66 In my view, the DVCS workers were probably told that there was a complaint from the Kowalskis' address about marital trouble, that the wife was a doctor, the complaint was that the husband had moved some of her property, and that both Dr Kowalski and the appellant requested the DVCS to attend.
67 However, it is also highly probable that what was being conveyed was that Dr Kowalski was the complainant. Although it is likely that Mr Kowalski conveyed his position to the police, it is much less likely that the police passed on Mr Kowalski's position in both of its two aspects: that he too wanted DVCS to attend and that he too claimed to be a victim of domestic violence. It seems highly likely that both police would have thought this was a relatively minor incident of domestic violence, and that Mr Kowalski's complaints were considerably less significant than those of his wife.
68 The difficulty for the appellant is that, even if it is accepted that both he and his wife requested the DVCS workers' attendance, the circumstances as a whole must be considered, including that the primary complaint was that the husband was removing property.
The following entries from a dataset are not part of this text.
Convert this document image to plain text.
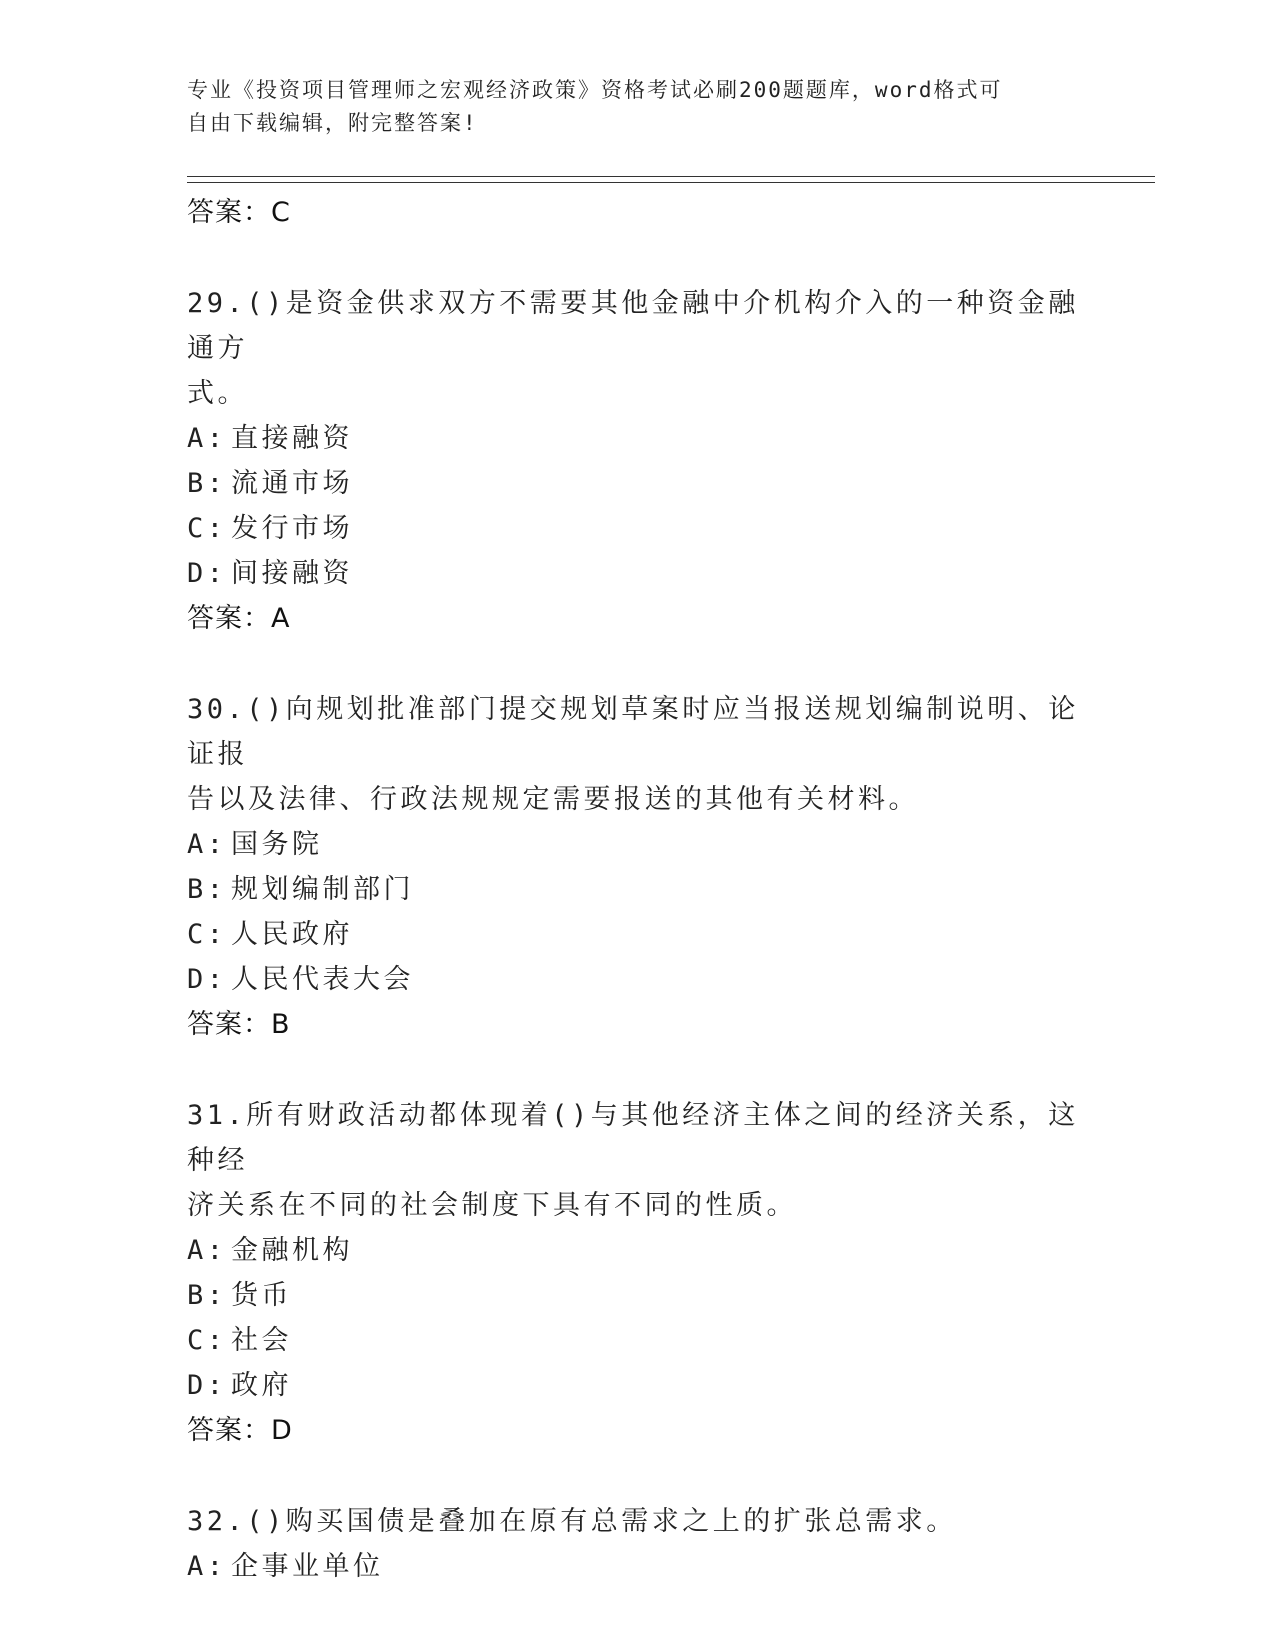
专业《投资项目管理师之宏观经济政策》资格考试必刷200题题库，word格式可
自由下载编辑，附完整答案!
答案：C
29.()是资金供求双方不需要其他金融中介机构介入的一种资金融通方
式。
A: 直接融资
B: 流通市场
C: 发行市场
D: 间接融资
答案：A
30.()向规划批准部门提交规划草案时应当报送规划编制说明、论证报
告以及法律、行政法规规定需要报送的其他有关材料。
A: 国务院
B: 规划编制部门
C: 人民政府
D: 人民代表大会
答案：B
31.所有财政活动都体现着()与其他经济主体之间的经济关系，这种经
济关系在不同的社会制度下具有不同的性质。
A: 金融机构
B: 货币
C: 社会
D: 政府
答案：D
32.()购买国债是叠加在原有总需求之上的扩张总需求。
A: 企事业单位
There is no record in the police log of any complaint by Mr Kowalski of any untoward behaviour at all on the part of his wife.
69 In my view, the evidence does not permit a finding that the existence of two complainants or cross-complaints was communicated to the DVCS. I do not accept the appellant's submission that a request for attendance by Mr Kowalski ought of itself to be viewed as a complaint or ought to have been understood by the DVCS workers as a complaint. There is a wide spectrum of domestic violence. There was no evidence, nor is it a notorious fact, that commonly enough alleged perpetrators of violence would not prefer to deal with a crisis service rather than with police.
70 The appellant submits, however, that, if two parties were requesting services and there was a DVCS instruction to provide services to both those parties, it is not a full and sufficient answer to any allegation of discrimination to say that there was an additional instruction to service one of them in particular, described as a complainant; such would defeat the purpose of s 5 and is the very mischief that s 5 is intended to address. The answer is that, although a choice to provide services in such a situation to one person in particular is a decision to discriminate between those persons, such decisions concerning the priorities and provision of services must be common. Section 5 is not intended to address such bare discrimination. The provision is aimed at the reason for the discrimination and is intended to prohibit discrimination if that reason is the person's sex or a characteristic generally appertaining or imputed to the sex of the person. In my opinion, the reason for the discrimination was not a prohibited one. This may be demonstrated by considering what would probably have happened if the appellant had been a female member of Dr Kowalski's family. As best as can be inferred from the evidence, the action taken by the DVCS workers to see Dr Kowalski first would have been no different.
71 Ultimately then, the conclusion recorded by his Honour must be upheld. That is, there was no discrimination against the appellant on the basis of gender or marital status.
72 Accordingly, the appeal will be dismissed with costs.
I certify that the preceding seventy-two (72) numbered paragraphs are a true copy of the Reasons for Judgment herein of the Honourable Justice Madgwick.